Da Pordenone a Roma, il contributo di Itaca al dibattito su parole e inclusione
La cooperativa pordenonese protagonista a Legacoop con la voce “neurodivergente” nel Glossario Fragile, al centro di una giornata per giornalisti.
Nel confronto nazionale su come raccontare il sociale senza semplificazioni o etichette improprie, Pordenone ha portato un contributo concreto. A Roma, nella sede di Legacoop, la cooperativa sociale Itaca ha partecipato alla giornata del 9 luglio 2026 dedicata al rapporto tra informazione, inclusione e responsabilità del linguaggio.
Per la realtà pordenonese, il passaggio più significativo è stato l’ingresso della voce “neurodivergente” nel Glossario Fragile, strumento promosso da Legacoopsociali per riflettere sulle parole usate quando si parla di cura, differenze, vulnerabilità e servizi alla persona.
Il contributo arrivato da Itaca
A curare la nuova voce è stato Fabio Della Pietra, giornalista dell’ufficio stampa di Itaca. Il suo intervento è stato inserito nel panel “Raccontare l’inclusione”, spazio di discussione dedicato a come il giornalismo descrive funzionamenti diversi, percorsi di partecipazione e contesti sociali complessi.
Il tema non si è fermato alla sola correttezza terminologica. Dal seminario è emersa soprattutto una questione di sguardo: il modo in cui si nominano persone e situazioni incide infatti sulla rappresentazione pubblica delle comunità e sul modo in cui vengono percepite.

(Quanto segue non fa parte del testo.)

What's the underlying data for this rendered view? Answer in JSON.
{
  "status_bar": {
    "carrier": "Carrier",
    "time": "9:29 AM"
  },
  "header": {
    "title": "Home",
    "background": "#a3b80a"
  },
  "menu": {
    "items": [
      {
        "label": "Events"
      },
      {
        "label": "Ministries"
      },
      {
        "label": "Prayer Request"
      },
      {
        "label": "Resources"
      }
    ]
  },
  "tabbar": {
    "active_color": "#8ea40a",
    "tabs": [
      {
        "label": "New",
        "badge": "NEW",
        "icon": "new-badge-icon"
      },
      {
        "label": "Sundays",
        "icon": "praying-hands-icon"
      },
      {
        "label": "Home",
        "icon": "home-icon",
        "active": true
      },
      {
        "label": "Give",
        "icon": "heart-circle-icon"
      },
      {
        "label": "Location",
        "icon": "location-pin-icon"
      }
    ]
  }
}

Una giornata di formazione per chi fa informazione
L’iniziativa si è svolta all’interno di “Comunicare Controvento”, appuntamento del Gruppo nazionale Comunicazione di Legacoopsociali. Il corso, organizzato con l’Ordine dei Giornalisti del Lazio, era rivolto ai professionisti dell’informazione e ha riunito anche comunicatori, docenti universitari e referenti della cooperazione sociale.
I lavori si sono articolati in tre panel: linguaggi di genere, racconto dell’inclusione ed economia sociale nelle notizie. Il filo che ha tenuto insieme i diversi interventi è stato il valore delle parole come scelta editoriale, culturale e deontologica.
Le voci del confronto nazionale
Il coordinamento della mattinata è stato affidato a Giuseppe Manzo di Legacoopsociali. Nel panel conclusivo, il direttore dell’Ansa Luigi Contu ha richiamato il tema dell’affidabilità dell’informazione nel quadro della transizione digitale dell’agenzia.
Andrea Volterrani ha proposto invece una riflessione sul lessico, suggerendo di preferire il concetto di vulnerabilità a quello di fragilità e invitando il terzo settore a non rinchiudersi in spazi comunicativi separati. Sul fronte delle rappresentazioni pubbliche, Gaia Peruzzi, docente della Sapienza Università di Roma, ha posto l’accento sulla necessità di costruire narrazioni più equilibrate e rispettose delle differenze.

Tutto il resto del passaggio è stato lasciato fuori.